Talvez seja possível uma explicação alternativa da realidade: os eleitores estão a votar contra as elites que falharam durante a crise e estas tendem a defender o statu quo. Os eleitores têm memória, concordam com tarifas sobre carros importados do México porque esses veículos são fabricados por multinacionais que receberam subsídios para evitar a bancarrota, mas que usaram o dinheiro para despedir milhares de trabalhadores e transplantar as fábricas para o México. A administração Obama salvou bancos do colapso, mas ninguém salvou do colapso milhões de devedores americanos que perderam as suas casas e empregos, que conseguiram trabalho precário e com salários inferiores (com sorte, pois há sempre um ilegal que aceita metade do preço e que remédio tem ele, pois se levantar cabelo é denunciado e recambiado). Na Europa, aconteceu algo de semelhante: a finança foi salva, as dívidas dos Estados aliviadas, mas ninguém perdoou um tostão aos brancos pouco qualificados, que viram com alarme a crise migratória, pois os refugiados nunca são instalados em bairros de ricos.
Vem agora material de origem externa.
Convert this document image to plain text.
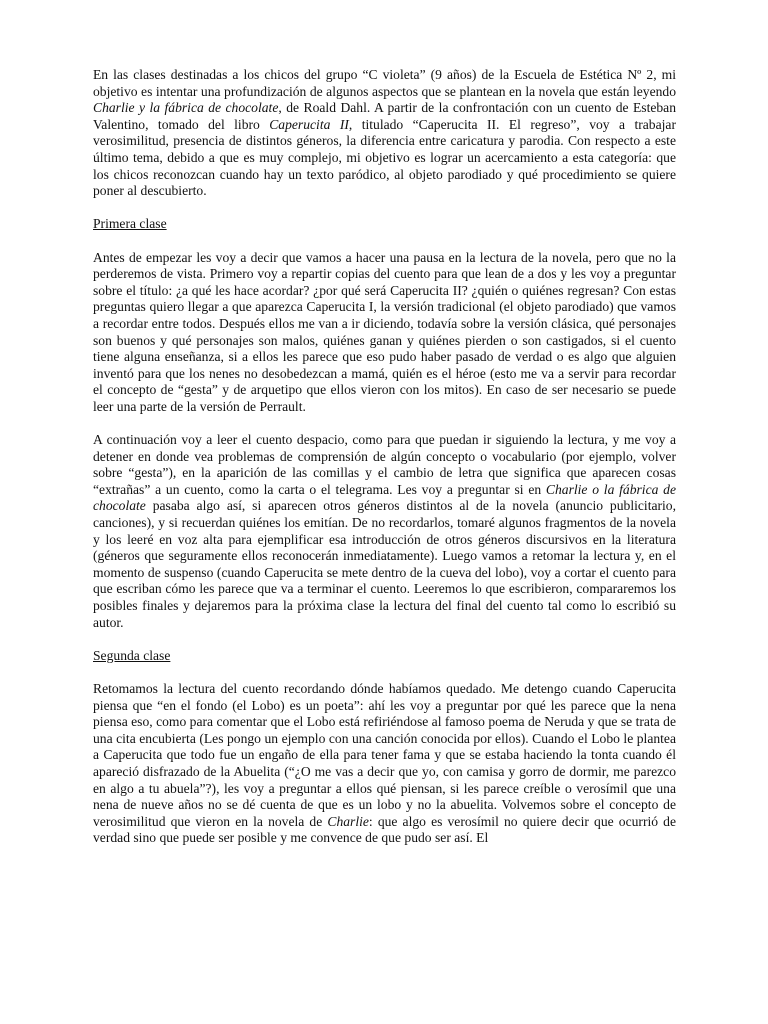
En las clases destinadas a los chicos del grupo “C violeta” (9 años) de la Escuela de Estética Nº 2, mi objetivo es intentar una profundización de algunos aspectos que se plantean en la novela que están leyendo Charlie y la fábrica de chocolate, de Roald Dahl. A partir de la confrontación con un cuento de Esteban Valentino, tomado del libro Caperucita II, titulado “Caperucita II. El regreso”, voy a trabajar verosimilitud, presencia de distintos géneros, la diferencia entre caricatura y parodia. Con respecto a este último tema, debido a que es muy complejo, mi objetivo es lograr un acercamiento a esta categoría: que los chicos reconozcan cuando hay un texto paródico, al objeto parodiado y qué procedimiento se quiere poner al descubierto.

Primera clase

Antes de empezar les voy a decir que vamos a hacer una pausa en la lectura de la novela, pero que no la perderemos de vista. Primero voy a repartir copias del cuento para que lean de a dos y les voy a preguntar sobre el título: ¿a qué les hace acordar? ¿por qué será Caperucita II? ¿quién o quiénes regresan? Con estas preguntas quiero llegar a que aparezca Caperucita I, la versión tradicional (el objeto parodiado) que vamos a recordar entre todos. Después ellos me van a ir diciendo, todavía sobre la versión clásica, qué personajes son buenos y qué personajes son malos, quiénes ganan y quiénes pierden o son castigados, si el cuento tiene alguna enseñanza, si a ellos les parece que eso pudo haber pasado de verdad o es algo que alguien inventó para que los nenes no desobedezcan a mamá, quién es el héroe (esto me va a servir para recordar el concepto de “gesta” y de arquetipo que ellos vieron con los mitos). En caso de ser necesario se puede leer una parte de la versión de Perrault.

A continuación voy a leer el cuento despacio, como para que puedan ir siguiendo la lectura, y me voy a detener en donde vea problemas de comprensión de algún concepto o vocabulario (por ejemplo, volver sobre “gesta”), en la aparición de las comillas y el cambio de letra que significa que aparecen cosas “extrañas” a un cuento, como la carta o el telegrama. Les voy a preguntar si en Charlie o la fábrica de chocolate pasaba algo así, si aparecen otros géneros distintos al de la novela (anuncio publicitario, canciones), y si recuerdan quiénes los emitían. De no recordarlos, tomaré algunos fragmentos de la novela y los leeré en voz alta para ejemplificar esa introducción de otros géneros discursivos en la literatura (géneros que seguramente ellos reconocerán inmediatamente). Luego vamos a retomar la lectura y, en el momento de suspenso (cuando Caperucita se mete dentro de la cueva del lobo), voy a cortar el cuento para que escriban cómo les parece que va a terminar el cuento. Leeremos lo que escribieron, compararemos los posibles finales y dejaremos para la próxima clase la lectura del final del cuento tal como lo escribió su autor.

Segunda clase

Retomamos la lectura del cuento recordando dónde habíamos quedado. Me detengo cuando Caperucita piensa que “en el fondo (el Lobo) es un poeta”: ahí les voy a preguntar por qué les parece que la nena piensa eso, como para comentar que el Lobo está refiriéndose al famoso poema de Neruda y que se trata de una cita encubierta (Les pongo un ejemplo con una canción conocida por ellos). Cuando el Lobo le plantea a Caperucita que todo fue un engaño de ella para tener fama y que se estaba haciendo la tonta cuando él apareció disfrazado de la Abuelita (“¿O me vas a decir que yo, con camisa y gorro de dormir, me parezco en algo a tu abuela”?), les voy a preguntar a ellos qué piensan, si les parece creíble o verosímil que una nena de nueve años no se dé cuenta de que es un lobo y no la abuelita. Volvemos sobre el concepto de verosimilitud que vieron en la novela de Charlie: que algo es verosímil no quiere decir que ocurrió de verdad sino que puede ser posible y me convence de que pudo ser así. El
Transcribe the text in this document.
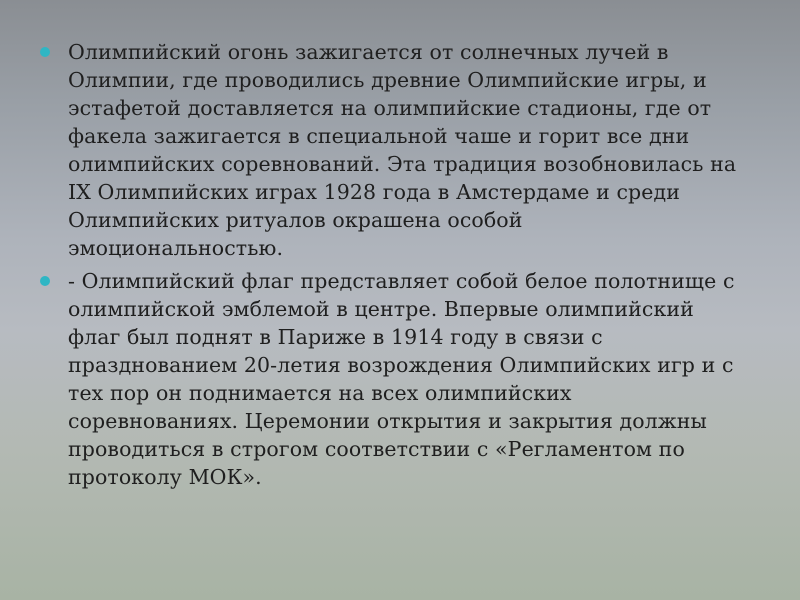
Олимпийский огонь зажигается от солнечных лучей в Олимпии, где проводились древние Олимпийские игры, и эстафетой доставляется на олимпийские стадионы, где от факела зажигается в специальной чаше и горит все дни олимпийских соревнований. Эта традиция возобновилась на IX Олимпийских играх 1928 года в Амстердаме и среди Олимпийских ритуалов окрашена особой эмоциональностью.
- Олимпийский флаг представляет собой белое полотнище с олимпийской эмблемой в центре. Впервые олимпийский флаг был поднят в Париже в 1914 году в связи с празднованием 20-летия возрождения Олимпийских игр и с тех пор он поднимается на всех олимпийских соревнованиях. Церемонии открытия и закрытия должны проводиться в строгом соответствии с «Регламентом по протоколу МОК».
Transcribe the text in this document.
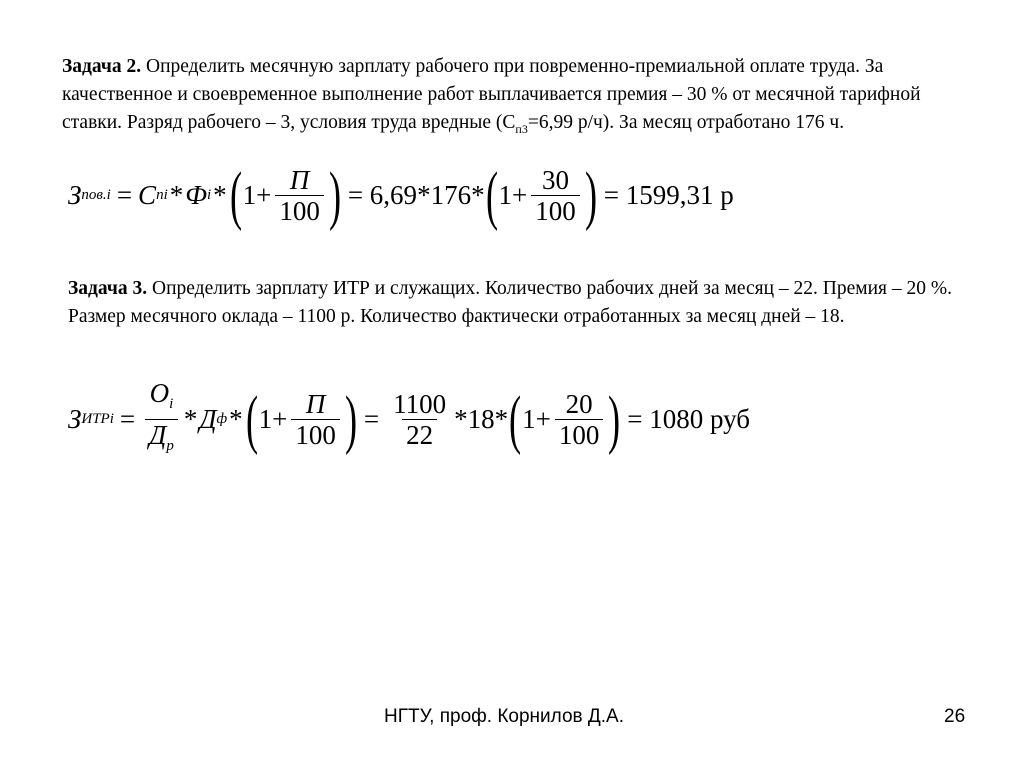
Задача 2. Определить месячную зарплату рабочего при повременно-премиальной оплате труда. За качественное и своевременное выполнение работ выплачивается премия – 30 % от месячной тарифной ставки. Разряд рабочего – 3, условия труда вредные ($С_{п3}=6,99$ р/ч). За месяц отработано 176 ч.
З пов.i = С пi * Ф i * ( $1+ \frac{П}{100}$ ) = 6,69 *176* ( $1+ \frac{30}{100}$ ) = 1599,31 р
Задача 3. Определить зарплату ИТР и служащих. Количество рабочих дней за месяц – 22. Премия – 20 %. Размер месячного оклада – 1100 р. Количество фактически отработанных за месяц дней – 18.
З ИТРi = $\frac{О_i}{Д_р}$ * Д ф * ( $1+ \frac{П}{100}$ ) = $\frac{1100}{22} *18*$ ( $1+ \frac{20}{100}$ ) = 1080 руб
НГТУ, проф. Корнилов Д.А.	26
É isto que explica a insurreição do eleitorado e a substituição das elites, mas esse processo é tratado na Imprensa como se fosse o início da Terceira Guerra Mundial. Nas eleições europeias que se aproximam haverá dois tipos de candidatos: liberais dos partidos centristas e críticos do liberalismo, de esquerda e direita. Nesse aspecto, Trump tem semelhanças com Bernie Sanders, que se tivesse ganho as eleições estaria a acabar com os mesmos tratados comerciais, sob o estrondoso aplauso dos meios de comunicação que arrasam o presidente proteccionista e isolacionista de direita.

Em 2017, nas eleições europeias, haverá cordões sanitários para impedir a vitória das formações de extrema-direita, mas as democracias não podem eternamente recusar-se a ouvir as razões de queixa dos perdedores do sistema, ou então devem retirar-lhes o direito de voto. Em Portugal, claro, onde a política é original (ou atrasada no tempo, não sei), o cordão sanitário, aqui chamado geringonça, já serviu para impedir o centro-direita de governar, para aplauso unânime dos que não estão a ver o filme.